Underthesnow POPSONGS
[Uscita: 3/04/2017]
Il pop. Cosa è pop? In questo libro collage corredato da ‘suoni’ su CD, si prova a fare una riflessione a largo raggio sulla cultura pop, sulla canzone, sulla dicotomia commerciale/popolare. Ne esce un lavoro paradossalmente sovversivo che ribalta i luoghi comuni più semplicistici. Sia concettualmente, sia musicalmente. L’idea che soggiace al progetto è sostanzialmente avversa a una concezione di canzone omologante, incapace di evoluzione, irrigidita nei propri confini manieristici e standardizzati, ingabbiata in codici semiotici del tutto elementari e strutturati che si autocelebrano in un revival compulsivo. Davvero abbiamo bisogno di fermezze iconografiche da cristallizzare, di muoverci sulla linea del riciclaggio schizofrenico per saziare il nostro piacere auditivo e sensoriale?
Underthesnow (Stefano Gentile e Gianluca Favaron), qui supportati da contributi a singole tracce da Anacleto Vitolo e Simone Olivi) propone cinque diversi assemblaggi direttamente ispirati al proprio concetto di pop song. Dei cut-up sovrapposti e centrifugati che ridiscutono le radici alla base dei termini: cultura e popolare. La cultura è identità che si perde nel tempo, incardinandosi in dinamiche antropologiche e sociali continuamente sospese tra necessità di identificarsi, trovare rassicuranti punti fermi da condividere e smania di abbattere i confini, compiere nuove conquiste. La popolarità è per l’etnologo e per il musicologo (pensiamo ai suggerimenti e agli studi di due autorevoli personaggi come Ernesto De Martino e Diego Carpitella) un arcano incontro di suggestioni che aiutano a rafforzare l’innato bisogno di sentirsi accomunati anche nella spiritualità, nella voglia di esorcizzare la paura, nell’attrazione simbiotica con la natura e con il primordiale. Alla luce di questa sommaria analisi questi cinque pezzi sono dei contenitori non così stranianti come si potrebbe supporre ad un primo approccio troppo superficiale. I contributi di Paolo Cesaretti, Manuel Gentile, Marco Pandin e Vittore Baroni, insieme con i collage di Stefano Gentile, i disegni di Massimo Giacon e una cartolina di Lapo Belmestieri, aiutano ad elaborare un sottile gioco dissacratorio che è forse l’essenza più caustica e imprescindibile legata al meccanismo della massificazione.
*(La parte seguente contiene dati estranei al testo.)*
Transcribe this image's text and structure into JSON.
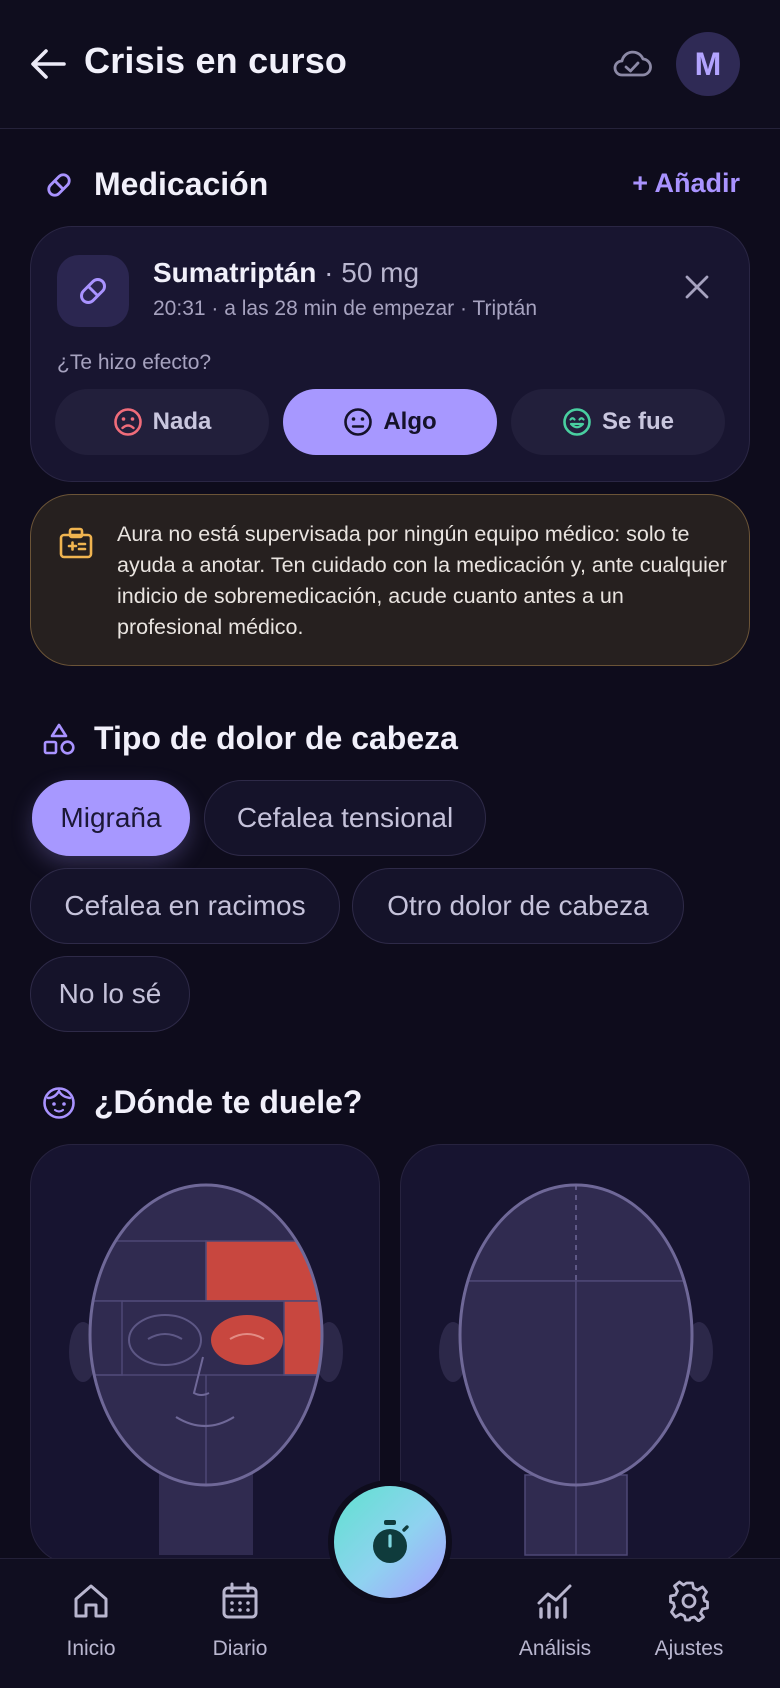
{
  "header": {
    "title": "Crisis en curso",
    "avatar_initial": "M",
    "back_icon": "arrow-left-icon",
    "cloud_icon": "cloud-check-icon"
  },
  "medication": {
    "section_title": "Medicación",
    "add_label": "+ Añadir",
    "item": {
      "name": "Sumatriptán",
      "dose": "· 50 mg",
      "meta": "20:31 · a las 28 min de empezar · Triptán"
    },
    "effect_question": "¿Te hizo efecto?",
    "effect_options": [
      "Nada",
      "Algo",
      "Se fue"
    ],
    "effect_selected": "Algo"
  },
  "warning": {
    "text": "Aura no está supervisada por ningún equipo médico: solo te ayuda a anotar. Ten cuidado con la medicación y, ante cualquier indicio de sobremedicación, acude cuanto antes a un profesional médico."
  },
  "headache_type": {
    "section_title": "Tipo de dolor de cabeza",
    "options": [
      "Migraña",
      "Cefalea tensional",
      "Cefalea en racimos",
      "Otro dolor de cabeza",
      "No lo sé"
    ],
    "selected": "Migraña"
  },
  "pain_location": {
    "section_title": "¿Dónde te duele?",
    "highlight_color": "#c8473f"
  },
  "nav": {
    "items": [
      "Inicio",
      "Diario",
      "Análisis",
      "Ajustes"
    ]
  },
  "colors": {
    "accent": "#a798ff",
    "background": "#0e0c1c",
    "warning_icon": "#f0b450"
  }
}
La pop art, la controcultura, l’idea di rivoluzione e reiterazione del morboso sono saldamente ancorate all’enorme discarica della cultura di massa che è tutto e il contrario di tutto. La storia ci insegna che le nostre stesse esigenze di opporci e di stigmatizzare alcune tendenze finiscono per essere intercettate dalle perverse leggi del mercato tanto che niente esula dal feticcio del pop. Pop è contraddizione. Pop è riflesso che si deforma. Ora il senso di tutto è ben messo a fuoco. Si viaggia sull’ordine multimediale più esaustivo: la componente visiva e narrativa si serve di quella uditiva. Siamo di natura volubile, siamo nostalgici, fragili, inquieti.
A volte ci perdiamo, a volte ci troviamo nel caos che ci raccoglie. Non esiste una materia tangibile che ci rappresenta ma possiamo rappresentarci in un molteplice che facciamo nostro con l’immaginazione. Possiamo edificare miti e possiamo demolirli, i nostri desideri devono cullarci e scuoterci. La linea di confine del pop raccoglie il desiderio, la sua mutevolezza, il nostro presente che ci interroga e che ogni volta esige risposte diverse. Il pop ci sfida, il suo calderone mutante ci spinge ad essere protagonisti di domande da formulare, di contenuti nuovi da sfruttare. La salvezza è sempre racchiusa nel margine di rischio.